In the future, it will be essential to determine if the expression of GIMAP1-GIMAP5 is directly linked to COVID-19 infection or if this association is subject to the influence of other factors. This requires additional research and data analysis. For example, studies with larger cohorts are necessary to validate the initial observations and to investigate the expression patterns of GIMAP1-GIMAP5 at different stages of COVID-19 infection. Moreover, research should encompass longitudinal analyses of GIMAP1-GIMAP5 expression in patients with lung adenocarcinoma, both prior to and following COVID-19 infection, to establish whether the alterations in expression are a consequence of the virus’s direct effects or are induced by the immune response it triggers.

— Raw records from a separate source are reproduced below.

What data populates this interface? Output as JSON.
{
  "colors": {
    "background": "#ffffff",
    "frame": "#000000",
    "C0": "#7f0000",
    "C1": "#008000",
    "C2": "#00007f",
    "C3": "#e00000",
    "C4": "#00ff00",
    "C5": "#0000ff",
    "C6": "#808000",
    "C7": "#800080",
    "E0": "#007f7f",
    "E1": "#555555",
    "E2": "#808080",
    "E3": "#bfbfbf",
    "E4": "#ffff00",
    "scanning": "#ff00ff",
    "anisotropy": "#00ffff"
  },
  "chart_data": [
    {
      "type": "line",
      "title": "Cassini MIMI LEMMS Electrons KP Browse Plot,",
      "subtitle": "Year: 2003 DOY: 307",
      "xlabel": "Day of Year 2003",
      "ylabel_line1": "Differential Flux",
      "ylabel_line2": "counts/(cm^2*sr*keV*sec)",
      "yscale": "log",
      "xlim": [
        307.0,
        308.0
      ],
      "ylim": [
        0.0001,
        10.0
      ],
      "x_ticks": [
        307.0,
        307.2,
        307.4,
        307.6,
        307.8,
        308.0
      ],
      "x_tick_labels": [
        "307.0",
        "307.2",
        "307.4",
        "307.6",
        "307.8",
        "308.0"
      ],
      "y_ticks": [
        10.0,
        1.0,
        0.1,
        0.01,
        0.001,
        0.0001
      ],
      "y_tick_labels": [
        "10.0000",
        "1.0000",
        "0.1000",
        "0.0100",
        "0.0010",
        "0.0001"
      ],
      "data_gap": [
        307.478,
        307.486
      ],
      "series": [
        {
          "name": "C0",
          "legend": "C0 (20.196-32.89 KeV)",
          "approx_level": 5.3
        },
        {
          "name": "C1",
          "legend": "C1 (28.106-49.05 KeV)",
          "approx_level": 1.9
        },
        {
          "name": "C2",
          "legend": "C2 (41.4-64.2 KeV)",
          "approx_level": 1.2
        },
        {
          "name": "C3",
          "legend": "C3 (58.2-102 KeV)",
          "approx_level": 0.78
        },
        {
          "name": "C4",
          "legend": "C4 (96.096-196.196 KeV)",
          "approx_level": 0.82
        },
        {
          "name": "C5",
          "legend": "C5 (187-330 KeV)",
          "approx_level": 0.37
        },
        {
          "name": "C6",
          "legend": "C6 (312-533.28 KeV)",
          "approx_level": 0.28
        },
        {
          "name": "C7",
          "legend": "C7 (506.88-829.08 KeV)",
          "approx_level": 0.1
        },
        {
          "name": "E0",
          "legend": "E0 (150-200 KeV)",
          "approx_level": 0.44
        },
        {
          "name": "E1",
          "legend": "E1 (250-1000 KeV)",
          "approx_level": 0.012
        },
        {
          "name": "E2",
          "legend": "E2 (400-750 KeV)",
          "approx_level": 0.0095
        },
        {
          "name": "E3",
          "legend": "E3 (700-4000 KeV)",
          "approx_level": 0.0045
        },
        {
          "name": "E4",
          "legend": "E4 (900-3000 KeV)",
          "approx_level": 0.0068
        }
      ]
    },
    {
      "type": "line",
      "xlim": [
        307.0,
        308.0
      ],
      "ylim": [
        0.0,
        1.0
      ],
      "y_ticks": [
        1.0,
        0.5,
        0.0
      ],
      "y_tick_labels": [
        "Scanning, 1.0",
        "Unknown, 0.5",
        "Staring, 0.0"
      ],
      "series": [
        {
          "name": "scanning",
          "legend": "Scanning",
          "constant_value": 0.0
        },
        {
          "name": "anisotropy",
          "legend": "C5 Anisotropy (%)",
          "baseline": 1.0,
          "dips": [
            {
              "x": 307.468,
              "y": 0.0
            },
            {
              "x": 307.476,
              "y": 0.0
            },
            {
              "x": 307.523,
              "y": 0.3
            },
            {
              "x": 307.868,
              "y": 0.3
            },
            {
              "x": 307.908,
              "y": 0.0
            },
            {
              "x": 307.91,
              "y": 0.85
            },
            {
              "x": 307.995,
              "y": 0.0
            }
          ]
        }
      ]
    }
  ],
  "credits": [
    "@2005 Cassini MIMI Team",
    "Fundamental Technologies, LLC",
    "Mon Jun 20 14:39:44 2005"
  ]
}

In summary, CT imaging and RNA sequencing analysis of benign and malignant nodules, combined with a nomogram, suggest that CST1 and GIMAP1-GIMAP5 are potential biomarkers for lung adenocarcinoma of GGNs, providing new insights into its pathogenesis and treatment. Clinically, the nomogram could be incorporated into routine workflows by integrating it with liquid biopsies—noninvasive tests analyzing circulating tumor DNA (ctDNA) or microRNAs—to enhance diagnostic confidence, especially in COVID-19 patients with ambiguous GGN imaging. By combining molecular biomarkers (CST1 and GIMAP1-GIMAP5), clinical data, and CT characteristics, this tool offers a personalized risk stratification approach to guide decisions on surveillance, biopsy, or intervention, potentially minimizing unnecessary procedures and improving timely management of lung adenocarcinoma in pandemic contexts. This nomogram provides a valuable tool for differentiating lung adenocarcinoma from COVID-19-related pulmonary changes in GGNs, addressing the critical need for accurate diagnosis amidst pandemic-related imaging ambiguities.

Conflicts of Interest

The authors declare no conflicts of interest.

Funding

The research was supported by the Bethune Genomics Consortium in Beijing (No. KY-A0574) and the joint construction project of Henan Medical Science and Technology Research Plan (LHGJ20230199).